Intel generated $2.4 billion in profits on $10.3 billion in revenues in a record first quarter that not only saw strong consumer demand for laptops grow, but also showed signs of businesses beginning to reinvest in their IT infrastructure. The earnings capped off a quarter that saw Intel refresh most of its processor product lines.

Intel's financial numbers soared in a first quarter that saw the chip maker aggressively roll out products and corporate spending begin to pick up.

Intel, which owns an 80 percent share of the worldwide microprocessor market, generated $10.3 billion in the first three months of 2010, a 44 percent jump over the same period last year, when the global recession was in full swing, company officials reported April 13. Profits came in at $2.4 billion, a whopping 288 percent over the first quarter in 2009.

In a conference call with analysts and reporters after the numbers were released, Intel CEO Paul Otellini said the change over a year was significant. The first three months of 2009 saw the economy hitting its depths, Otellini said. Now, he said, "the industry is nearly fully recovered."

Otellini said the consumer space continued to drive the industry's recovery, noting the high demand for mobile devices, such as laptops, and higher-end PCs.

In addition, the long dormant commercial space seems to be showing signs of life, he said.

"We're also seeing signs of corporate spending improving," Otellini said.

The first quarter saw a host of new processing platforms come into both the PC and server markets from not only Intel, but also Advanced Micro Devices and IBM.

For Intel, it started at the Consumer Electronics Show in January, with the rollout of more of its 32-nanometer Core i3, i5 and i7 chips.
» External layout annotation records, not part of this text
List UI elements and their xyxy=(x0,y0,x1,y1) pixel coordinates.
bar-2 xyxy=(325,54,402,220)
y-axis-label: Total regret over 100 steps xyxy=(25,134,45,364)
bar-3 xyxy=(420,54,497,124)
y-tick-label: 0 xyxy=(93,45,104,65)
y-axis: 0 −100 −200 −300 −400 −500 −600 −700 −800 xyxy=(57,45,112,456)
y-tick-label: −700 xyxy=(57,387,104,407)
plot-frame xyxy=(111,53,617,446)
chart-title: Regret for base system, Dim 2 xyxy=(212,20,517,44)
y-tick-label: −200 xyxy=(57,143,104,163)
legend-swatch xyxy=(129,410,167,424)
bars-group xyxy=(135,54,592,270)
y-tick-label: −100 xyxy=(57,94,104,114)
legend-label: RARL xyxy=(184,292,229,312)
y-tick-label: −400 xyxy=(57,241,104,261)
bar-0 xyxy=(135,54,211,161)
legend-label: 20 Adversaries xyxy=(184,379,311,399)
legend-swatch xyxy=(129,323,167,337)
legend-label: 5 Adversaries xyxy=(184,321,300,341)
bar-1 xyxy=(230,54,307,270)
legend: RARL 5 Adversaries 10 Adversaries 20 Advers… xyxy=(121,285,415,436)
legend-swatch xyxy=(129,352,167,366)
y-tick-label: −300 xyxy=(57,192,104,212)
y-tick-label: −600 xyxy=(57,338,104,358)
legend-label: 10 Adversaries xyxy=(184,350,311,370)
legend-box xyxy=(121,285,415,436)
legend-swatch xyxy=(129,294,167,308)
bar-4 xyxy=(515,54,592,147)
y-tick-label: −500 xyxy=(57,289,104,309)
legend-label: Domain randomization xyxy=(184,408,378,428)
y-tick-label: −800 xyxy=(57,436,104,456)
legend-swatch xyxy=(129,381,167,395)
During the quarter, Intel also launched its much-delayed Itanium 9300 "Tukwila" processor for high-end servers.

That was followed by the release of the 32-nm six-core Xeon 5600 "Westmere EP" chips and, in the last week days of the quarter, the high-end Xeon 7500 "Nehalem EX" family, designed to drive the x86 platform up into the space traditionally occupied by RISC, Itanium and mainframe systems.

Otellini and Intel CFO Stacy Smith said demand for Intel's 32-nm processors is spiraling upward. That demand, coupled with the high yields from the first of Intel's 32-nm manufacturing facilities, persuaded company executives to speed up the timetable for bringing two other 32-nm fabs online.

Otellini said that Intel now intends to have all four 32-nm facilities operational by early in the fourth quarter. Intel officials announced last year that they were investing $7 billion on the 32-nm processor fabs.

With a full quarter coming up for sales of the new processors, Otellini expects to see demand for the products continue to grow. In addition, like most other IT vendors, Intel has been waiting for corporate spending to improve, something he said he is beginning to see.

On the client side, he said the average age of a laptop is four years, and five years for a desktop. It's increasingly costly to keep these systems up and running.

"You're getting to the point where, as CEOs start feeling better [about the economy], it makes sense to swap [the older systems] out," he said.

Businesses also are expected to qualify Microsoft's Windows 7 operating system for use in their corporate environments as the year progresses.

Mobility will continue to be a big driver, Otellini said. Intel is planning to release a dual-core version of its Atom processors in the second quarter, and also is working on a low-power chip, he said.

In the server space, OEMs will continue to roll out systems powered by both the Xeon 5600 and four- to eight-core Xeon 7500 processors, which will feed into the pent-up demand to refresh aging fleets of servers.

The result should be increasingly strong quarters as the year rolls on, Otellini said.

For the second quarter, Intel is predicting revenues of between $9.8 billion and $10.6 billion.